I was born in Montreal but when I was 12 my parents moved to the beach area of Los Angeles. If we had stayed in Montreal, how would that altered my life? Would I have the same love of the ocean, of casual living, of lack of pretension? Would I have less sunshine wrinkles? More or less meaningful relationships?

I realize that the first two influences vos Savant listed – genetics and environment – have been mostly positive for me. Yes, I sometimes wish I were taller than 5 feet 3 inches, more athletic and outgoing. I joke with people that in my next life I plan to be bitchier, with the brain of Einstein (or vos Savant) and the body of a Las Vegas showgirl. But I am so grateful to be mostly healthy, especially as I slip into the “elderly” category. Ooops, no slipping, more like gliding … And I’m also grateful to have landed in a part of the world with beautiful beaches, bays and canyons and a moderate climate, geographically, politically and socially.

As for luck and self-determination, I like the way vos Savant ranks these also. She defines luck as where we are in relation to others in the world, to history. We are born into a certain family, social class, country. I feel fortunate to have been born in a time of opportunity and affluence for middle-class Americans and to have enjoyed a stable family. My parents were strict, but typical of that mid-century time, often left us to our own explorations. We then pushed beyond our boundaries, demanding and living through many personal and social changes. Sadly, my father died young, at 52 (bad heart genetics), which left a permanent loss within. In my only dream about him after he died, we were walking on the beach together and we came to a forest. “I have to leave you now,” he said. “You’ll be going into the forest alone, but you’ll be okay.”

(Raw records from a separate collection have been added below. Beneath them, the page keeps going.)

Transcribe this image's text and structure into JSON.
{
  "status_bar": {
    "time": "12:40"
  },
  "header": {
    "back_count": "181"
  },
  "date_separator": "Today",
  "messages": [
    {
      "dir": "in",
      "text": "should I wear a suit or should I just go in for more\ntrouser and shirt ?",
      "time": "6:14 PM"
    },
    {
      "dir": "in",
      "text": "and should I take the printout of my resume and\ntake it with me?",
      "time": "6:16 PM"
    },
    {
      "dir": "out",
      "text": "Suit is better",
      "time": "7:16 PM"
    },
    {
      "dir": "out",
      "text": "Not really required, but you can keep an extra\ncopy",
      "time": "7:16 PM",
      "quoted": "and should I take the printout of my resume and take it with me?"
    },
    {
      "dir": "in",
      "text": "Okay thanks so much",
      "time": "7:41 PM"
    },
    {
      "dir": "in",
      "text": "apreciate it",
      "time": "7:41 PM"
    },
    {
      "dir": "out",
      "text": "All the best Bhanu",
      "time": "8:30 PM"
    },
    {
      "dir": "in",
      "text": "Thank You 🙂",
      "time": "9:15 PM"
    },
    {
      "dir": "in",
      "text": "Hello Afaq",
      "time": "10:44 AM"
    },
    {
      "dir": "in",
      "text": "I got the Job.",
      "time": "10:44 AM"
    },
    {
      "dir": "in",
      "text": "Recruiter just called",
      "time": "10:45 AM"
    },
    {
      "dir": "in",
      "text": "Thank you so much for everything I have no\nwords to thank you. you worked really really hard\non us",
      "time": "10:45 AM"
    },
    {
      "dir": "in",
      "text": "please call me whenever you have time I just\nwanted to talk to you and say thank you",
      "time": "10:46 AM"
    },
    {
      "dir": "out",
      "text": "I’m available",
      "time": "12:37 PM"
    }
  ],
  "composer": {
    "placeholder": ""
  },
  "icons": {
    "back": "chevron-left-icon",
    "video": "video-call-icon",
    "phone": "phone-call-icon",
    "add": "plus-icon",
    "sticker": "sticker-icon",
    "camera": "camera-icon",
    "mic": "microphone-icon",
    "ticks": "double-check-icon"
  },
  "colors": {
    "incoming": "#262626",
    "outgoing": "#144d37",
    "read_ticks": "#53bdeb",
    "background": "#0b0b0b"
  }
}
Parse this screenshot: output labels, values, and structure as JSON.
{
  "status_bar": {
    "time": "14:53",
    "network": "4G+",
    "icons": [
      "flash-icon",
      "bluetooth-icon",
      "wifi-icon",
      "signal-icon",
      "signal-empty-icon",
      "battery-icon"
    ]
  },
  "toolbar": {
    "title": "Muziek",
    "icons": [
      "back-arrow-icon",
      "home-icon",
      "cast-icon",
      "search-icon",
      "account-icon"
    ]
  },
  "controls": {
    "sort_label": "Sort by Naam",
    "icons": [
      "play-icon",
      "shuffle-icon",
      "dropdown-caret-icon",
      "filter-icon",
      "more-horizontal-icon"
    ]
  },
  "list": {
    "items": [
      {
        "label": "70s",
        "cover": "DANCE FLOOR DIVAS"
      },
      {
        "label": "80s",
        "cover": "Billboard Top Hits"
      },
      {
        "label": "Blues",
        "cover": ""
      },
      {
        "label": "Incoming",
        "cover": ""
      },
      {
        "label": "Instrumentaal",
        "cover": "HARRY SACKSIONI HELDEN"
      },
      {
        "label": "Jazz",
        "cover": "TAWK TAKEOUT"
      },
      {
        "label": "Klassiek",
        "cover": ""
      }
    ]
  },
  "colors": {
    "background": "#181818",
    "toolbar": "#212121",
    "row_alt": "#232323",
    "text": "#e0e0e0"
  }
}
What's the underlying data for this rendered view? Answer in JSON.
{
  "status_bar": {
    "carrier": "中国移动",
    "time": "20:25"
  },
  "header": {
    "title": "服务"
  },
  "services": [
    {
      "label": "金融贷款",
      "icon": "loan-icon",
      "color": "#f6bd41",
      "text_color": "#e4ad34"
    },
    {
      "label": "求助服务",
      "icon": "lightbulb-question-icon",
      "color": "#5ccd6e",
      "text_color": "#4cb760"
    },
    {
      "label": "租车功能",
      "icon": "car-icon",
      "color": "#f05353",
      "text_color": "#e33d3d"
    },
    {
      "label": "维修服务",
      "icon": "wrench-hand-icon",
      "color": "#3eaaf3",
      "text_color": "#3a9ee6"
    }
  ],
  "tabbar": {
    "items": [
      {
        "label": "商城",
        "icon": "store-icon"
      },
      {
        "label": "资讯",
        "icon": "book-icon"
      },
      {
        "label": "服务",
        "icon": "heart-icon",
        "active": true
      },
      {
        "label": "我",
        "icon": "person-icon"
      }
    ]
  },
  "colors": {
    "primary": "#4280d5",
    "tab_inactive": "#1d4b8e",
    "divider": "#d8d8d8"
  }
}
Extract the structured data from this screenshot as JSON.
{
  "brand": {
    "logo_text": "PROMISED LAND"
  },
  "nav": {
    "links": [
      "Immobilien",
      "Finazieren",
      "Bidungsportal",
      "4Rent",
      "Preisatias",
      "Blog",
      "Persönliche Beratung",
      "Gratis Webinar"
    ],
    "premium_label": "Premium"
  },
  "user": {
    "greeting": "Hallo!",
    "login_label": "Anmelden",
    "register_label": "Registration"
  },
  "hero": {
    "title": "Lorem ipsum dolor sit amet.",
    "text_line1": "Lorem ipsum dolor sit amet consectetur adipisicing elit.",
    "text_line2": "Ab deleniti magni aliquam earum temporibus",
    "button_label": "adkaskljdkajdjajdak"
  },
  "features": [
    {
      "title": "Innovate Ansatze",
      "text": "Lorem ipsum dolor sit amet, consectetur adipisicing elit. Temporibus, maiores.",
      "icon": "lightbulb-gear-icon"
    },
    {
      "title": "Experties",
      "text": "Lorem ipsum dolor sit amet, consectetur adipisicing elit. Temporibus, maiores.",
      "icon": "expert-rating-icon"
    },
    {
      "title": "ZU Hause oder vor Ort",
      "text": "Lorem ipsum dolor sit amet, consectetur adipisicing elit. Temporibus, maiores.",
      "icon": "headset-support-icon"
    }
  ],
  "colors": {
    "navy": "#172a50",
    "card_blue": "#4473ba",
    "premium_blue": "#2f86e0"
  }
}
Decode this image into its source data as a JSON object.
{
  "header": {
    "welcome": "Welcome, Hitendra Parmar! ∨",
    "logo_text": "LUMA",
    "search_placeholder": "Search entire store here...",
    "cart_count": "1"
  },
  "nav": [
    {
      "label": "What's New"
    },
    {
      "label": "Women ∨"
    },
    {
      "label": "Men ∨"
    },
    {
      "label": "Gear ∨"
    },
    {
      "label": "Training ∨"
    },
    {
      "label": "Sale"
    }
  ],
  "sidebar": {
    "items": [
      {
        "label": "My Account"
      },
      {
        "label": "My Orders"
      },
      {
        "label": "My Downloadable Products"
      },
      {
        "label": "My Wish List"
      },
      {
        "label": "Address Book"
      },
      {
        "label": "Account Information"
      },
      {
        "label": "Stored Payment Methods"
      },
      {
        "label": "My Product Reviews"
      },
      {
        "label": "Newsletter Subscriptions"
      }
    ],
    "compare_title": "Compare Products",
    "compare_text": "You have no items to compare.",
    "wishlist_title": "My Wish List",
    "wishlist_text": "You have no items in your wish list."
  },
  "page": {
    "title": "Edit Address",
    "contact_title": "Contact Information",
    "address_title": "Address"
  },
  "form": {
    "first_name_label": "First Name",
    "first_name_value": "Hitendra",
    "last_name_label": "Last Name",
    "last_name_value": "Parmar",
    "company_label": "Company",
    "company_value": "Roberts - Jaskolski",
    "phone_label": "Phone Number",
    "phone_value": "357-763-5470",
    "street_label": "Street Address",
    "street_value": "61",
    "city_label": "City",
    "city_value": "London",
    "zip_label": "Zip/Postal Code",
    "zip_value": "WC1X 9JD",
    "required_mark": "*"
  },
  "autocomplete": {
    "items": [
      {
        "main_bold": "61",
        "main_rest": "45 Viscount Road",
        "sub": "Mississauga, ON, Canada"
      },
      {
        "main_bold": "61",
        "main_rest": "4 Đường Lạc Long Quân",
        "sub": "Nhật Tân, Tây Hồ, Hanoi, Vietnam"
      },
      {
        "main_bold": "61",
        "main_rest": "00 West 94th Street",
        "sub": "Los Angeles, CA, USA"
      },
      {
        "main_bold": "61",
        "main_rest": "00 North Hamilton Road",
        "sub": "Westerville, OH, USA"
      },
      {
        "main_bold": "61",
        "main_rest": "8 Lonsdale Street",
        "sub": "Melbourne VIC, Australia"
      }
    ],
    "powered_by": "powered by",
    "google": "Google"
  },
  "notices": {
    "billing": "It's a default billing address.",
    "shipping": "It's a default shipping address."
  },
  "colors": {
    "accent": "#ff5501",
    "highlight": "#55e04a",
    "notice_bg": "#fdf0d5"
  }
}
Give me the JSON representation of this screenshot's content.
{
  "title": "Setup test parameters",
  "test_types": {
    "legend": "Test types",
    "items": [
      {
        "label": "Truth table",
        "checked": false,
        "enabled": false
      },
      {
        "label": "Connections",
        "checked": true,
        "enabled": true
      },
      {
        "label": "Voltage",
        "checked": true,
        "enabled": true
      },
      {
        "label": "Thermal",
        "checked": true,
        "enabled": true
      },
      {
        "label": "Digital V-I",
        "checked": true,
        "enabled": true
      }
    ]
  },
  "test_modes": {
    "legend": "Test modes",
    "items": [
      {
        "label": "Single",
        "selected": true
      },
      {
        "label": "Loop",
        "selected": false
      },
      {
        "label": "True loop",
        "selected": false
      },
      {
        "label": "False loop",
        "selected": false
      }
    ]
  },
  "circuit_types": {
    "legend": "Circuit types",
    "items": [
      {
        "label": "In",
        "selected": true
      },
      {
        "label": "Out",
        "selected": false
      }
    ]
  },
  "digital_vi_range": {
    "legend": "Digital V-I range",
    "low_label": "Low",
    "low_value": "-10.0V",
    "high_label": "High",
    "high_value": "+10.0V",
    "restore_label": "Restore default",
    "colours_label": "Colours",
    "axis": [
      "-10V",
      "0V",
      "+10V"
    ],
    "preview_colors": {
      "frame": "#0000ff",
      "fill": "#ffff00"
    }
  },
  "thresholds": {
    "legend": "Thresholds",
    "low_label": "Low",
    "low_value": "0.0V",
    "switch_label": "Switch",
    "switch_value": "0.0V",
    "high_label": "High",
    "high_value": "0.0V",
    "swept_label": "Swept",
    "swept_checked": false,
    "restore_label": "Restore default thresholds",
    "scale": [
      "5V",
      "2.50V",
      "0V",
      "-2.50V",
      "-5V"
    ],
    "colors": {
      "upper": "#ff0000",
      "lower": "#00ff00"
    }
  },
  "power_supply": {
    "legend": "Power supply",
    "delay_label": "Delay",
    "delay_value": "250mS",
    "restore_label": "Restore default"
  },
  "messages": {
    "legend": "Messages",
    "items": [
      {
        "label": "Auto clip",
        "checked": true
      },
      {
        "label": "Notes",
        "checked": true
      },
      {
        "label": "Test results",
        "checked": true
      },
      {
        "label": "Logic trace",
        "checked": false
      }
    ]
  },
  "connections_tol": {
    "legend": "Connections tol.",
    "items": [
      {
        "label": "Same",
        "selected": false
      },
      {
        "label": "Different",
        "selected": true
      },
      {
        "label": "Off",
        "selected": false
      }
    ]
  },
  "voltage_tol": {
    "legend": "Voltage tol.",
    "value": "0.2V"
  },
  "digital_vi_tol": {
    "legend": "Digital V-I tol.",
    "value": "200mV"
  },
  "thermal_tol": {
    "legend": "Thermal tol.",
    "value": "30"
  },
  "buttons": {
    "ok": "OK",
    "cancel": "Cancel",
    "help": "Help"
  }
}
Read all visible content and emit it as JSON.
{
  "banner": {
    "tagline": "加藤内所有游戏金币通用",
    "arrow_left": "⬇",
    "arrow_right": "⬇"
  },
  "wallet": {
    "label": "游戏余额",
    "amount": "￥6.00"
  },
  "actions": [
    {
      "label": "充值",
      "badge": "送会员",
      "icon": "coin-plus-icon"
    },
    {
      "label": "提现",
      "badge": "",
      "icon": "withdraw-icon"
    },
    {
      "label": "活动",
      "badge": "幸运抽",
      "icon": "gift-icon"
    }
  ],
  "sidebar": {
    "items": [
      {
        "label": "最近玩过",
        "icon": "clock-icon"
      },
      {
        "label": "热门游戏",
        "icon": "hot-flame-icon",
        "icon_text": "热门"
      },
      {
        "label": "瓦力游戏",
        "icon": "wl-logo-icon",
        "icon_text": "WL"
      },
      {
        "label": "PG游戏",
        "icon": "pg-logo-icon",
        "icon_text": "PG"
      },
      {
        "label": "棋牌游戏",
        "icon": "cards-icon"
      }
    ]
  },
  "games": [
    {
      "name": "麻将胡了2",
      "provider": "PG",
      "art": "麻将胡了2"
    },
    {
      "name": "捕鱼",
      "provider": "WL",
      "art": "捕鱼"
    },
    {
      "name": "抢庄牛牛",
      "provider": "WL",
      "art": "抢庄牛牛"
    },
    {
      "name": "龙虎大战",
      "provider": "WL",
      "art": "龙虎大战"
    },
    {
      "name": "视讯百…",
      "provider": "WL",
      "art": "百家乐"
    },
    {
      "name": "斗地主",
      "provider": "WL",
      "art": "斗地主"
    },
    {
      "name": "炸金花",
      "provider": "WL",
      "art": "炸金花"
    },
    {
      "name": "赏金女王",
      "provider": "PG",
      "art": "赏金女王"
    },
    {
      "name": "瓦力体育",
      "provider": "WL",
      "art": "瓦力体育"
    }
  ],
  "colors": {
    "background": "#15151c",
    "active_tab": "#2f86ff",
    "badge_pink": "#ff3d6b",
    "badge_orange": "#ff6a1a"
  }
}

And with the exception of a few lost pathways, I have been. I have always been determined and independent and that keeps me going even in dark, bramble-filled times. I realize that I cannot claim full credit, since genetics, environment and luck have all influenced me. I also realize, as Marilyn wisely says, that I could influence more in my life, but not everything. As in the serenity prayer, we dance between what we should accept and what we can change and hope for the wisdom to discern the difference.

I like this kinder, more complete way of looking and the world and ourselves, but of course it doesn’t let us off the hook completely. Self-determination may rank last according to one smart woman’s list, but it is still up to us to make the best of what we inherited, where we landed and whatever luck comes our way.